Saya menduga-duga apa penyebabnya, lalu menemukan konfirmasinya dua hari ini. Dalam dua hari berurutan, saya kedatangan tamu istimewa. Pertama suami-istri yang ramah bukan main; murah senyum, lembut nian lisannya, namun menggelegar apa yang sudah mereka lakukan.

Sang suami adalah seorang dokter praktik di sebuah kawasan yang jauh dari kota. Sedangkan sang istri adalah apoteker yang juga investor berbagai proyek properti dan pemilik travel haji dan umrah. Kami mengobrol lama dan saya segera merasakan, apa yang sedang dan pernah saya usahakan benar-benar tidak ada apa-apanya.

“Saya sedang bikin sabun,Bah. Bentuknya boneka. Bisa diisi ulang. Nah, yang bikin bonekanya itu anak-anak yatim yang kami berdayakan,” ujar 

Apoteker yang saya mesti mengenyahkan suara di sekeliling saya setiap menyimak kalimat-kalimatnya. 

Bukan lirih tak bertenaga. Teteh ini memang lembut niat jika berbicara. Bahkan, ketika semangatnya jelas berapi-api.

Akang Dokter yang duduk di sebelahnya, di serambi kami yang berdebu, sesekali menimpali, melengkapi, tapi jelas tidak sedang berlomba dengan belahan hatinya.

“Sekarang sudah ada 30 varian bonekanya. Anak-anak, kan, senang mandi sambil main boneka,” katanya menerangkan. 

Saya kagum sekali bagaimana suami istri ini mengungkap hal-hal besar yang sudah mereka lakukan tanpa terasa mengunggulkan diri sama sekali. Saya rasa, itu bisa terjadi karena memang ketulusan di sebalik apa yang mereka lakukan. 

Bahkan, saat menyebut-nyebut pertemuan dengan bupati, walikota, Feny Rose, saat bertandang ke Malaysia untuk keperluan produknya, saya merasa didongengi. Tidak sedang diguyur kepongahan. 

Saya berkali-kali mendengar orang lain menceritakan hal-hal yang mirip dan terasa benar mereka sedang memosisikan diri lebih tinggi dalam obrolan kami. Suami-istri hebat ini tidak sama sekali.

Berawal dari praktik dokter jauh dari kota besar, beranak-pinaklah apa yang keduanya lakukan. Menggagas ambulans motor yang menembus kampung-kampung berjalangerunjaldan tak bisa dimasuki mobil, lalu si Teteh mulai melakukan penyuluhan kesehatan di pelosok-pelosok itu. Seringnya menembus wilayah-wilayah yang jauh itu, karena ilmunya, ia menemukan begitu banyak potensi menakjubkan.

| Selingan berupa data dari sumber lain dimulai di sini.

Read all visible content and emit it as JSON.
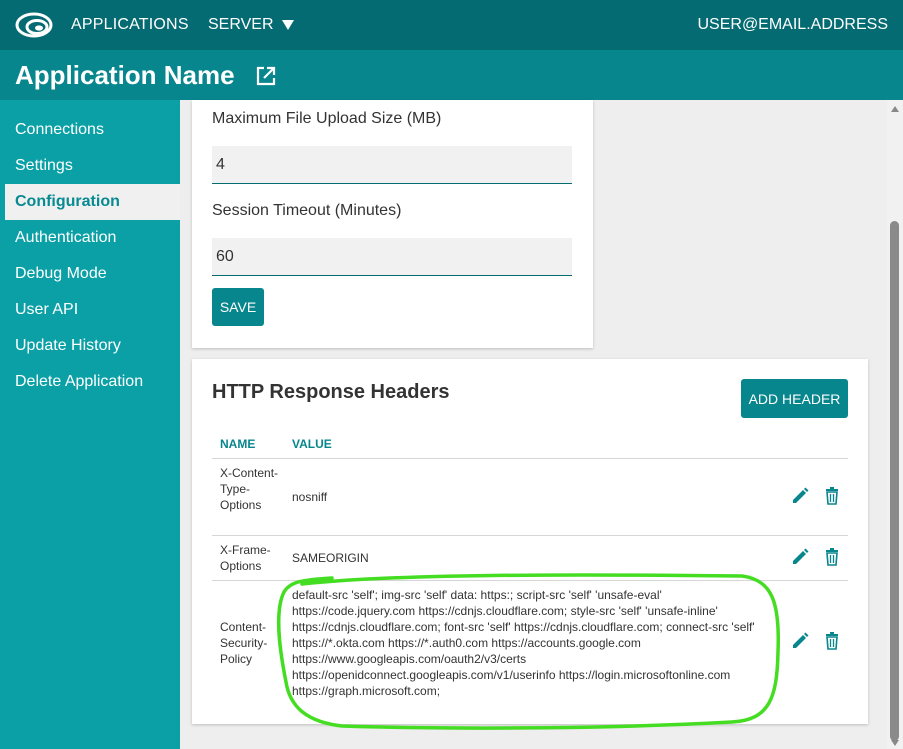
{
  "topbar": {
    "apps_label": "APPLICATIONS",
    "server_label": "SERVER",
    "user_label": "USER@EMAIL.ADDRESS"
  },
  "app": {
    "title": "Application Name"
  },
  "sidebar": {
    "items": [
      {
        "label": "Connections"
      },
      {
        "label": "Settings"
      },
      {
        "label": "Configuration"
      },
      {
        "label": "Authentication"
      },
      {
        "label": "Debug Mode"
      },
      {
        "label": "User API"
      },
      {
        "label": "Update History"
      },
      {
        "label": "Delete Application"
      }
    ],
    "active": "Configuration"
  },
  "config": {
    "upload_label": "Maximum File Upload Size (MB)",
    "upload_value": "4",
    "timeout_label": "Session Timeout (Minutes)",
    "timeout_value": "60",
    "save_label": "SAVE"
  },
  "headers": {
    "title": "HTTP Response Headers",
    "add_label": "ADD HEADER",
    "columns": [
      "NAME",
      "VALUE"
    ],
    "rows": [
      {
        "name": "X-Content-Type-Options",
        "value": "nosniff"
      },
      {
        "name": "X-Frame-Options",
        "value": "SAMEORIGIN"
      },
      {
        "name": "Content-Security-Policy",
        "value": "default-src 'self'; img-src 'self' data: https:; script-src 'self' 'unsafe-eval' https://code.jquery.com https://cdnjs.cloudflare.com; style-src 'self' 'unsafe-inline' https://cdnjs.cloudflare.com; font-src 'self' https://cdnjs.cloudflare.com; connect-src 'self' https://*.okta.com https://*.auth0.com https://accounts.google.com https://www.googleapis.com/oauth2/v3/certs https://openidconnect.googleapis.com/v1/userinfo https://login.microsoftonline.com https://graph.microsoft.com;"
      }
    ]
  },
  "icons": {
    "logo": "logo-icon",
    "external_link": "external-link-icon",
    "edit": "pencil-icon",
    "delete": "trash-icon"
  },
  "colors": {
    "topbar": "#056b72",
    "appbar": "#08868e",
    "sidebar": "#0aa0a6",
    "accent": "#08868e",
    "highlight": "#44dd22"
  }
}
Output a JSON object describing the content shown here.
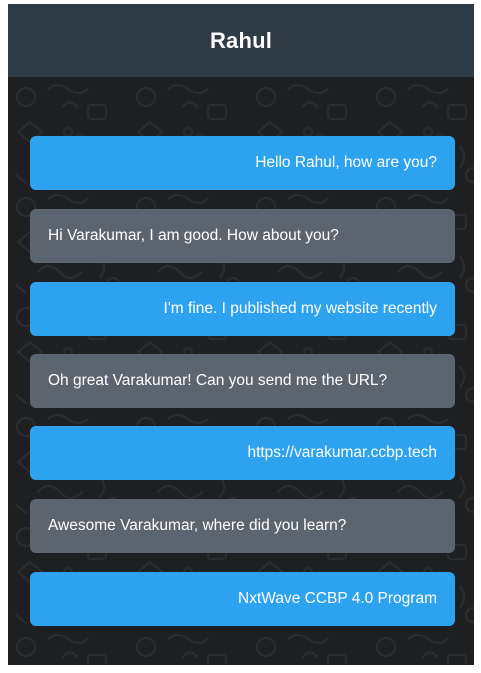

Mulai dari limbah cengkih, jeruk peras, kulit jeruk, macam-macam buah, sereh wangi, opak, sampai tanah liat yang semuanya masuk lab dan menjadi produk bernilai tinggi. Saya benar-benar baru tahu, bahkan tanah liat bisa menjadi masker penghalus wajah. 

Jadi, suami-istri ini menemukan kandungan “rupiah” pada limbah para petani yang biasa dibakar dan dienyahkan. Memastikannya ke lab lalu memproduksinya dalam jumlah besar. 

Para petani pun mendapat tambahan pemasukan. Membuat opak, makanan yang sudah tergerus zaman itu menjadi camilan bernilai tinggi, ketika diekspor ke luar negeri.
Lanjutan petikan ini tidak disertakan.